Granting that the check was lost through the bank's negligence, this, in itself, might not have been sufficient to hold the bank for the full amount, since abundant time remained to Matlock after notice of the loss to protect himself. Violation of some further duty must appear. It seems to be the settled law that where a bank undertakes the collection of a check, the obligation is not gratuitous, but is an ordinary contract of agency based on sufficient consideration. And the obligation of the collecting bank continues until the relation is concluded either by demand of the principal, interposition of court mandate or renunciation by the agent. (7 C. J. 625, sec. 300.) In the instant case the relation was not concluded upon discovery of the loss. Matlock was never notified that he would have to shift for himself. On the contrary, he was assured that appellant would further look into the matter of the collection; and evidently relying upon such assurance, he refrained from action. ( Shipsey v. Bowery Nat. Bank, 59 N.Y. 485. )
After failure to advise Matlock that its agency was at an end, what were appellant's duties? Clearly, it should have attempted to trace the lost check. No such effort was made. It should have presented the check to the Leadore bank as a lost instrument, and notified Matlock of the result, thus completing its duties and giving him protection against the drawer and prior indorsers. ( Hinsdale v. Miles, 5 Conn. 331; Chicopee Bank v. Philadelphia Bank, 8 Wall. (U.S.) 841, 19 L. ed. 422.)
"Collecting agents are recognized in the law as holders for collection, and for all the purposes of demand and notice, and the exercise of due diligence after dishonor, they are holders of the note; and the law imposes upon them the duty of doing all that the owner would be required to do for the protection of his rights, and makes them liable to the owner for default in that duty." ( Davey v. Jones, 42 N.J.L. 28, 36 Am. Rep. 505; Bartlett v. Isbell, 31 Conn. 296, 83 Am. Dec. 146; Titus v. Mechanics' Bank, 35 N.J.L. 588; Beale v. Parish, 20 N.Y. 407, 75 Am. Dec. 414; Paint Company v. National Bank, 4 Utah, 353, 9 Pac. 709.)

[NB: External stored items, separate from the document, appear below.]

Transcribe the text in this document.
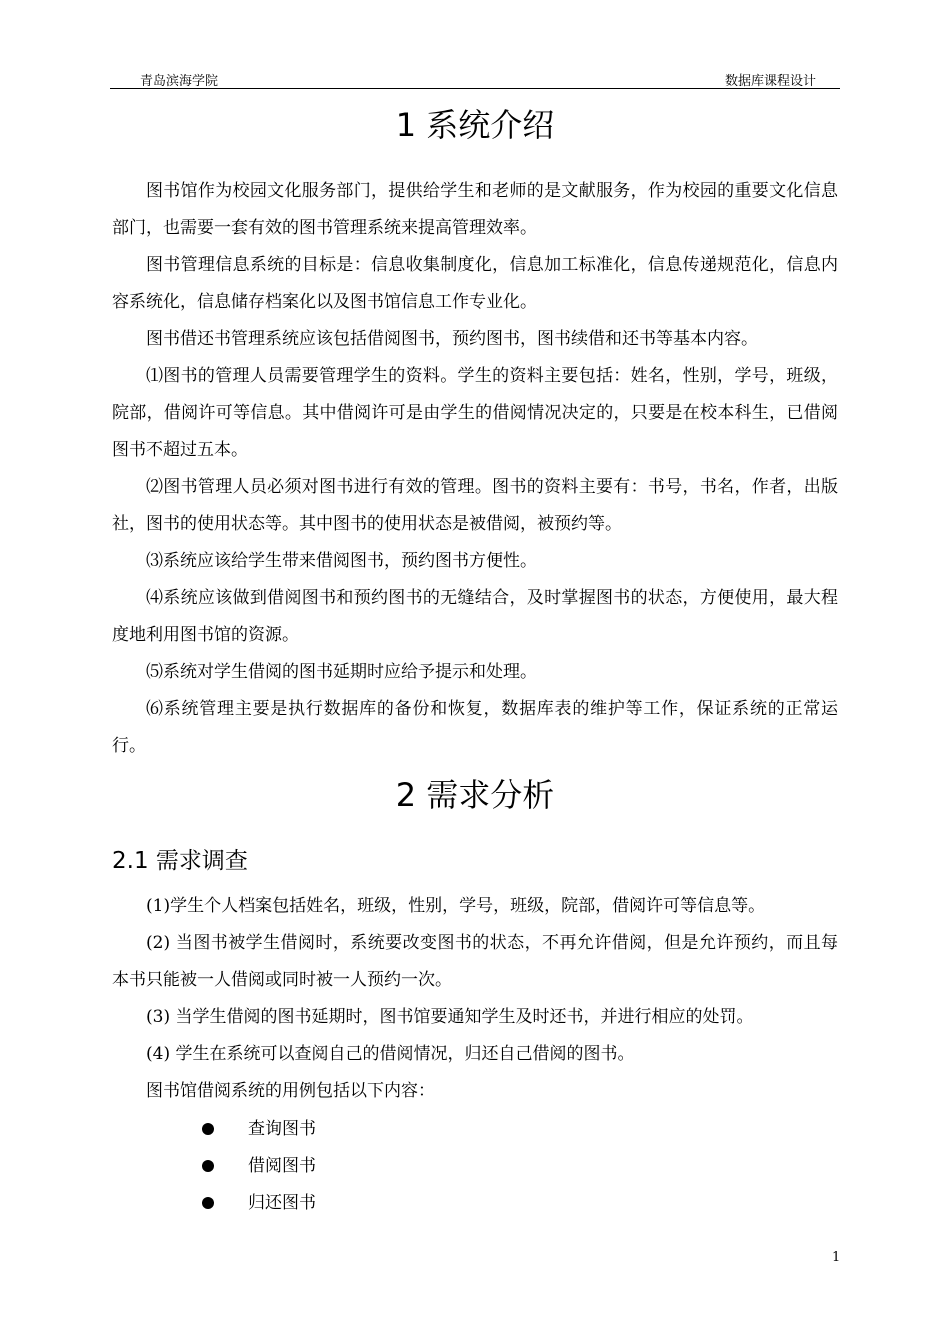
青岛滨海学院	数据库课程设计
1 系统介绍

图书馆作为校园文化服务部门，提供给学生和老师的是文献服务，作为校园的重要文化信息部门，也需要一套有效的图书管理系统来提高管理效率。

图书管理信息系统的目标是：信息收集制度化，信息加工标准化，信息传递规范化，信息内容系统化，信息储存档案化以及图书馆信息工作专业化。

图书借还书管理系统应该包括借阅图书，预约图书，图书续借和还书等基本内容。

⑴图书的管理人员需要管理学生的资料。学生的资料主要包括：姓名，性别，学号，班级，院部，借阅许可等信息。其中借阅许可是由学生的借阅情况决定的，只要是在校本科生，已借阅图书不超过五本。

⑵图书管理人员必须对图书进行有效的管理。图书的资料主要有：书号，书名，作者，出版社，图书的使用状态等。其中图书的使用状态是被借阅，被预约等。

⑶系统应该给学生带来借阅图书，预约图书方便性。

⑷系统应该做到借阅图书和预约图书的无缝结合，及时掌握图书的状态，方便使用，最大程度地利用图书馆的资源。

⑸系统对学生借阅的图书延期时应给予提示和处理。

⑹系统管理主要是执行数据库的备份和恢复，数据库表的维护等工作，保证系统的正常运行。

2 需求分析
2.1 需求调查

(1)学生个人档案包括姓名，班级，性别，学号，班级，院部，借阅许可等信息等。

(2) 当图书被学生借阅时，系统要改变图书的状态，不再允许借阅，但是允许预约，而且每本书只能被一人借阅或同时被一人预约一次。

(3) 当学生借阅的图书延期时，图书馆要通知学生及时还书，并进行相应的处罚。

(4) 学生在系统可以查阅自己的借阅情况，归还自己借阅的图书。

图书馆借阅系统的用例包括以下内容：

查询图书
借阅图书
归还图书
1
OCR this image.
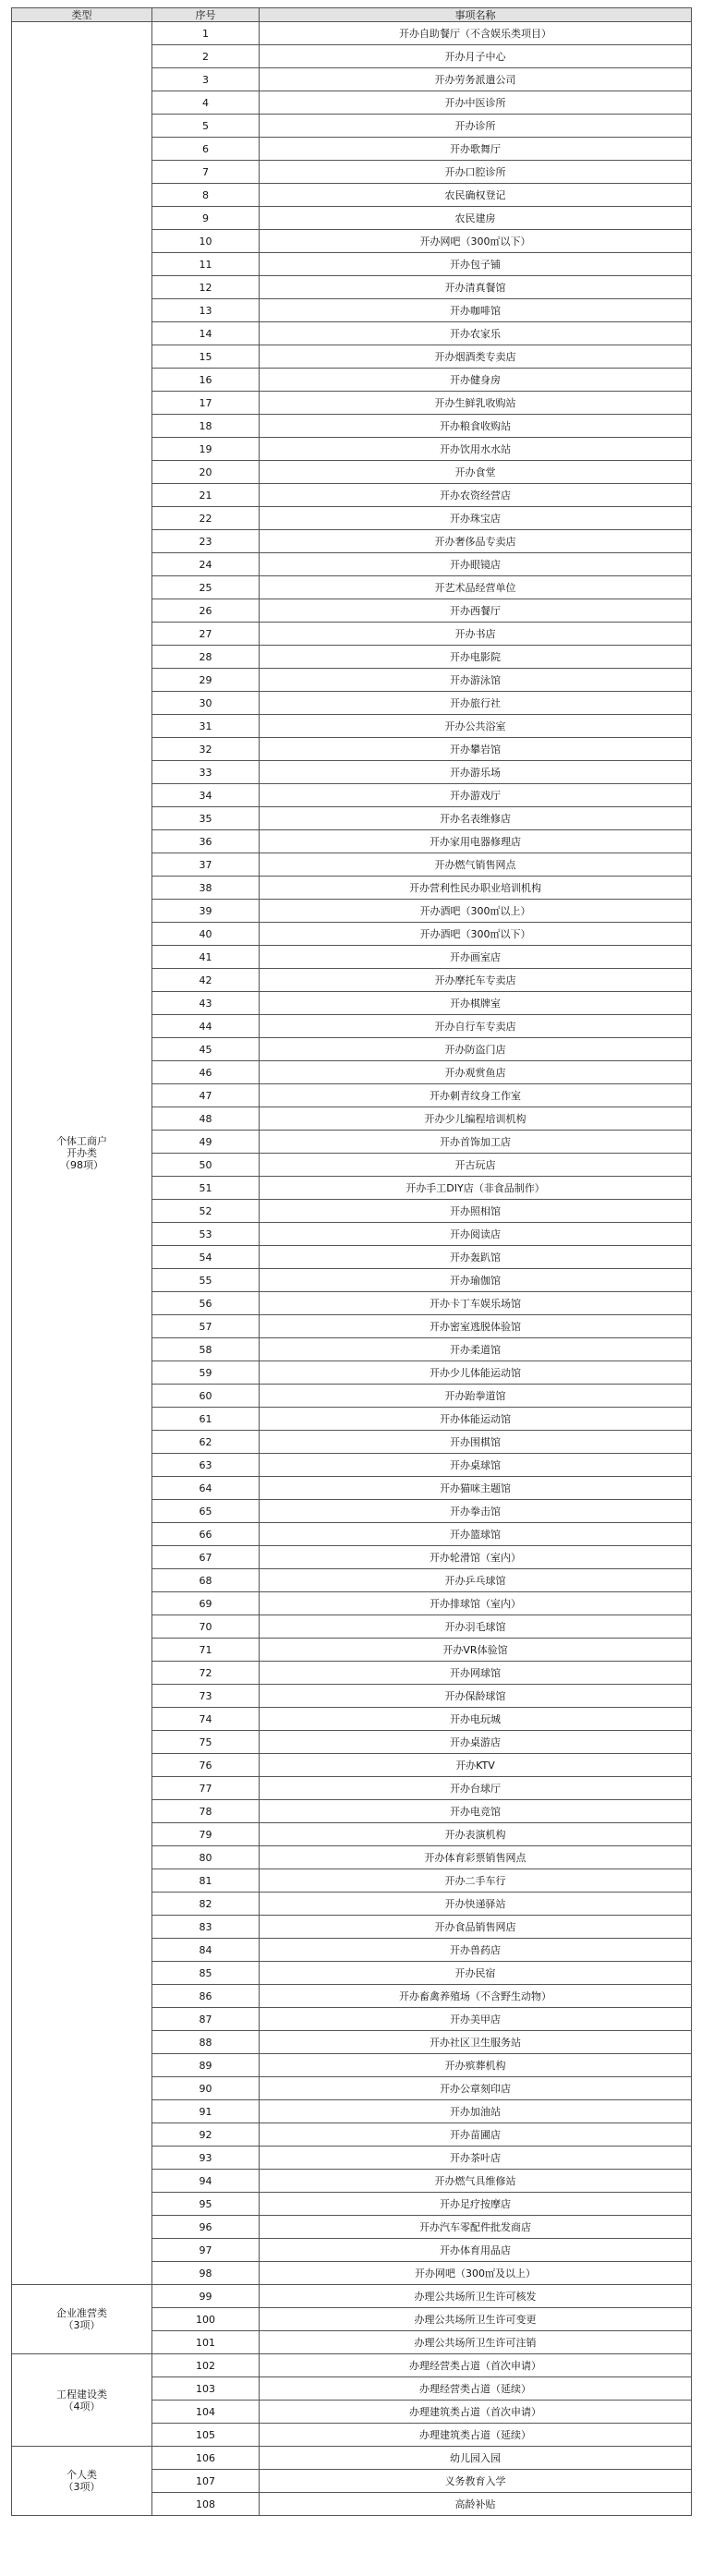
类型	序号	事项名称

个体工商户
开办类
（98项）	1	开办自助餐厅（不含娱乐类项目）
	2	开办月子中心
	3	开办劳务派遣公司
	4	开办中医诊所
	5	开办诊所
	6	开办歌舞厅
	7	开办口腔诊所
	8	农民确权登记
	9	农民建房
	10	开办网吧（300㎡以下）
	11	开办包子铺
	12	开办清真餐馆
	13	开办咖啡馆
	14	开办农家乐
	15	开办烟酒类专卖店
	16	开办健身房
	17	开办生鲜乳收购站
	18	开办粮食收购站
	19	开办饮用水水站
	20	开办食堂
	21	开办农资经营店
	22	开办珠宝店
	23	开办奢侈品专卖店
	24	开办眼镜店
	25	开艺术品经营单位
	26	开办西餐厅
	27	开办书店
	28	开办电影院
	29	开办游泳馆
	30	开办旅行社
	31	开办公共浴室
	32	开办攀岩馆
	33	开办游乐场
	34	开办游戏厅
	35	开办名表维修店
	36	开办家用电器修理店
	37	开办燃气销售网点
	38	开办营利性民办职业培训机构
	39	开办酒吧（300㎡以上）
	40	开办酒吧（300㎡以下）
	41	开办画室店
	42	开办摩托车专卖店
	43	开办棋牌室
	44	开办自行车专卖店
	45	开办防盗门店
	46	开办观赏鱼店
	47	开办刺青纹身工作室
	48	开办少儿编程培训机构
	49	开办首饰加工店
	50	开古玩店
	51	开办手工DIY店（非食品制作）
	52	开办照相馆
	53	开办阅读店
	54	开办轰趴馆
	55	开办瑜伽馆
	56	开办卡丁车娱乐场馆
	57	开办密室逃脱体验馆
	58	开办柔道馆
	59	开办少儿体能运动馆
	60	开办跆拳道馆
	61	开办体能运动馆
	62	开办围棋馆
	63	开办桌球馆
	64	开办猫咪主题馆
	65	开办拳击馆
	66	开办篮球馆
	67	开办轮滑馆（室内）
	68	开办乒乓球馆
	69	开办排球馆（室内）
	70	开办羽毛球馆
	71	开办VR体验馆
	72	开办网球馆
	73	开办保龄球馆
	74	开办电玩城
	75	开办桌游店
	76	开办KTV
	77	开办台球厅
	78	开办电竞馆
	79	开办表演机构
	80	开办体育彩票销售网点
	81	开办二手车行
	82	开办快递驿站
	83	开办食品销售网店
	84	开办兽药店
	85	开办民宿
	86	开办畜禽养殖场（不含野生动物）
	87	开办美甲店
	88	开办社区卫生服务站
	89	开办殡葬机构
	90	开办公章刻印店
	91	开办加油站
	92	开办苗圃店
	93	开办茶叶店
	94	开办燃气具维修站
	95	开办足疗按摩店
	96	开办汽车零配件批发商店
	97	开办体育用品店
	98	开办网吧（300㎡及以上）

企业准营类
（3项）	99	办理公共场所卫生许可核发
	100	办理公共场所卫生许可变更
	101	办理公共场所卫生许可注销

工程建设类
（4项）	102	办理经营类占道（首次申请）
	103	办理经营类占道（延续）
	104	办理建筑类占道（首次申请）
	105	办理建筑类占道（延续）

个人类
（3项）	106	幼儿园入园
	107	义务教育入学
	108	高龄补贴
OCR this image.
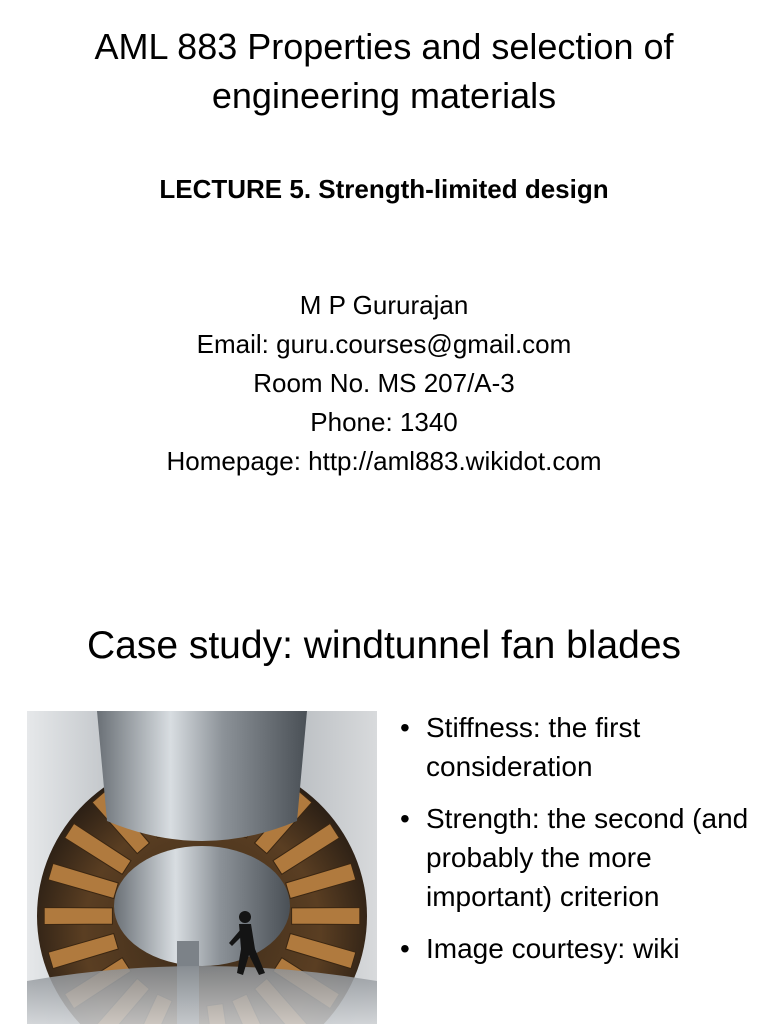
AML 883 Properties and selection of
engineering materials
LECTURE 5. Strength-limited design
M P Gururajan
Email: guru.courses@gmail.com
Room No. MS 207/A-3
Phone: 1340
Homepage: http://aml883.wikidot.com
Case study: windtunnel fan blades
• Stiffness: the first consideration
• Strength: the second (and probably the more important) criterion
• Image courtesy: wiki
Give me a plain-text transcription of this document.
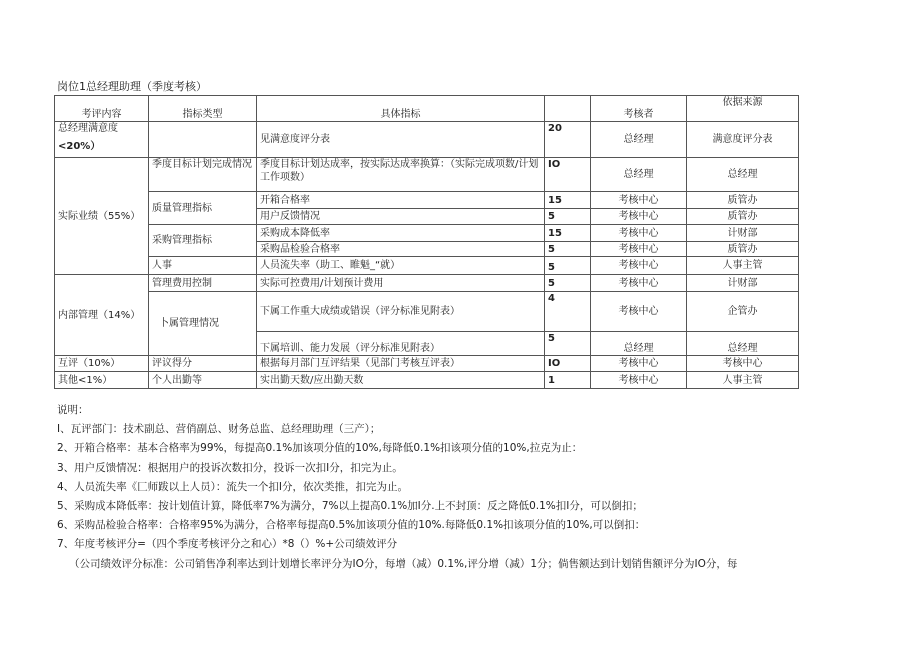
岗位1总经理助理（季度考核）
考评内容	指标类型	具体指标		考核者	依据来源

总经理满意度
<20%）		见满意度评分表	20	总经理	满意度评分表
实际业绩（55%）	季度目标计划完成情况	季度目标计划达成率，按实际达成率换算：（实际完成项数/计划工作项数）	IO	总经理	总经理
	质量管理指标	开箱合格率	15	考核中心	质管办
		用户反馈情况	5	考核中心	质管办
	采购管理指标	采购成本降低率	15	考核中心	计财部
		采购品检验合格率	5	考核中心	质管办
	人事	人员流失率（助工、睢魁_“就）	5	考核中心	人事主管
内部管理（14%）	管理费用控制	实际可控费用/计划预计费用	5	考核中心	计财部
	卜属管理情况	下属工作重大成绩或错误（评分标准见附表）	4	考核中心	企管办
		下属培训、能力发展（评分标准见附表）	5	总经理	总经理
互评（10%）	评议得分	根据每月部门互评结果（见部门考核互评表）	IO	考核中心	考核中心
其他<1%）	个人出勤等	实出勤天数/应出勤天数	1	考核中心	人事主管
说明：
I、瓦评部门：技术副总、营俏副总、财务总监、总经理助理（三产）；
2、开箱合格率：基本合格率为99%，每提高0.1%加该项分值的10%,每降低0.1%扣该项分值的10%,拉克为止：
3、用户反馈情况：根据用户的投诉次数扣分，投诉一次扣I分，扣完为止。
4、人员流失率《匚师跋以上人员）：流失一个扣I分，依次类推，扣完为止。
5、采购成本降低率：按计划值计算，降低率7%为满分，7%以上提高0.1%加I分.上不封顶：反之降低0.1%扣I分，可以倒扣；
6、采购品检验合格率：合格率95%为满分，合格率每提高0.5%加该项分值的10%.每降低0.1%扣该项分值的10%,可以倒扣：
7、年度考核评分=（四个季度考核评分之和心）*8（）%+公司绩效评分
（公司绩效评分标准：公司销售净利率达到计划增长率评分为IO分，每增（减）0.1%,评分增（减）1分；倘售额达到计划销售额评分为IO分，每
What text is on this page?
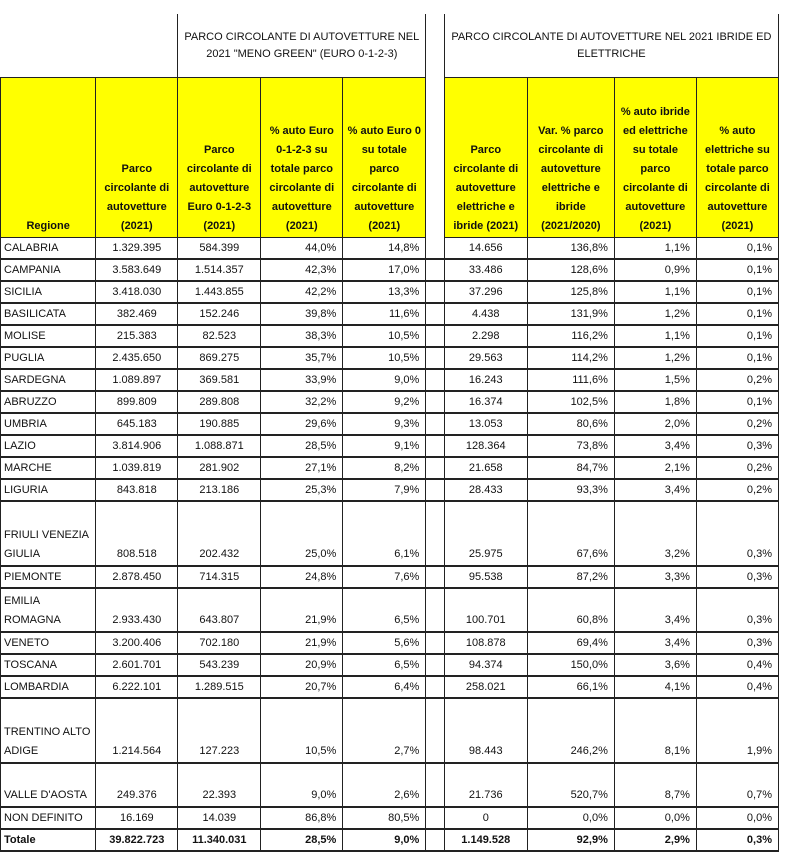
		PARCO CIRCOLANTE DI AUTOVETTURE NEL 2021 "MENO GREEN" (EURO 0-1-2-3)				PARCO CIRCOLANTE DI AUTOVETTURE NEL 2021 IBRIDE ED ELETTRICHE			
Regione	Parco circolante di autovetture (2021)	Parco circolante di autovetture Euro 0-1-2-3 (2021)	% auto Euro 0-1-2-3 su totale parco circolante di autovetture (2021)	% auto Euro 0 su totale parco circolante di autovetture (2021)		Parco circolante di autovetture elettriche e ibride (2021)	Var. % parco circolante di autovetture elettriche e ibride (2021/2020)	% auto ibride ed elettriche su totale parco circolante di autovetture (2021)	% auto elettriche su totale parco circolante di autovetture (2021)
CALABRIA	1.329.395	584.399	44,0%	14,8%		14.656	136,8%	1,1%	0,1%
CAMPANIA	3.583.649	1.514.357	42,3%	17,0%		33.486	128,6%	0,9%	0,1%
SICILIA	3.418.030	1.443.855	42,2%	13,3%		37.296	125,8%	1,1%	0,1%
BASILICATA	382.469	152.246	39,8%	11,6%		4.438	131,9%	1,2%	0,1%
MOLISE	215.383	82.523	38,3%	10,5%		2.298	116,2%	1,1%	0,1%
PUGLIA	2.435.650	869.275	35,7%	10,5%		29.563	114,2%	1,2%	0,1%
SARDEGNA	1.089.897	369.581	33,9%	9,0%		16.243	111,6%	1,5%	0,2%
ABRUZZO	899.809	289.808	32,2%	9,2%		16.374	102,5%	1,8%	0,1%
UMBRIA	645.183	190.885	29,6%	9,3%		13.053	80,6%	2,0%	0,2%
LAZIO	3.814.906	1.088.871	28,5%	9,1%		128.364	73,8%	3,4%	0,3%
MARCHE	1.039.819	281.902	27,1%	8,2%		21.658	84,7%	2,1%	0,2%
LIGURIA	843.818	213.186	25,3%	7,9%		28.433	93,3%	3,4%	0,2%
FRIULI VENEZIA GIULIA	808.518	202.432	25,0%	6,1%		25.975	67,6%	3,2%	0,3%
PIEMONTE	2.878.450	714.315	24,8%	7,6%		95.538	87,2%	3,3%	0,3%
EMILIA ROMAGNA	2.933.430	643.807	21,9%	6,5%		100.701	60,8%	3,4%	0,3%
VENETO	3.200.406	702.180	21,9%	5,6%		108.878	69,4%	3,4%	0,3%
TOSCANA	2.601.701	543.239	20,9%	6,5%		94.374	150,0%	3,6%	0,4%
LOMBARDIA	6.222.101	1.289.515	20,7%	6,4%		258.021	66,1%	4,1%	0,4%
TRENTINO ALTO ADIGE	1.214.564	127.223	10,5%	2,7%		98.443	246,2%	8,1%	1,9%
VALLE D'AOSTA	249.376	22.393	9,0%	2,6%		21.736	520,7%	8,7%	0,7%
NON DEFINITO	16.169	14.039	86,8%	80,5%		0	0,0%	0,0%	0,0%
Totale	39.822.723	11.340.031	28,5%	9,0%		1.149.528	92,9%	2,9%	0,3%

But no presentation was ever made, notwithstanding appellant had a copy of the original check. This was negligence most injurious to respondent.
Only one other specification merits serious consideration. The trial court instructed the jury:
"I also instruct you that it is a question of fact whether the act of attempting to send the letter by mail without having the same duly registered for the purpose of tracing its transit and better insuring its delivery was an act of negligence on the part of the defendant bank."
It is urged that there is no evidence that the check might have been registered or that such registry would have insured safer transmission or surer tracing. Both the court and the jury could have taken judicial notice that Salmon City was a registry office; and it is a matter of general knowledge that registration of mail guarantees a stricter responsibility on the part of the supervising government.
However, since there was uncontradicted testimony that the bank's established custom was to forward its collections by ordinary mail, and Matlock having invoked the exercise of that custom, such instruction may have been on the facts improper.
But, as has been observed, the negligent loss of the check would not of itself have warranted the verdict; and the instruction at most was harmless error. Had there been no evidence of established custom, the instruction would have been proper, for, while the statute declares that "forwarding direct" shall constitute due diligence, it is for the jury to determine whether or not the medium of such forwarding satisfies due diligence. Under the bald statute, the transmission of a check by a piccaninny aboard a mule would be a "forwarding direct," but under most circumstances a jury would fail to invest the transmitter with such diligence as the law requires.
The judgment is affirmed. Costs to respondent.
Wm. E. Lee, C.J., and Budge and Taylor, JJ., concur.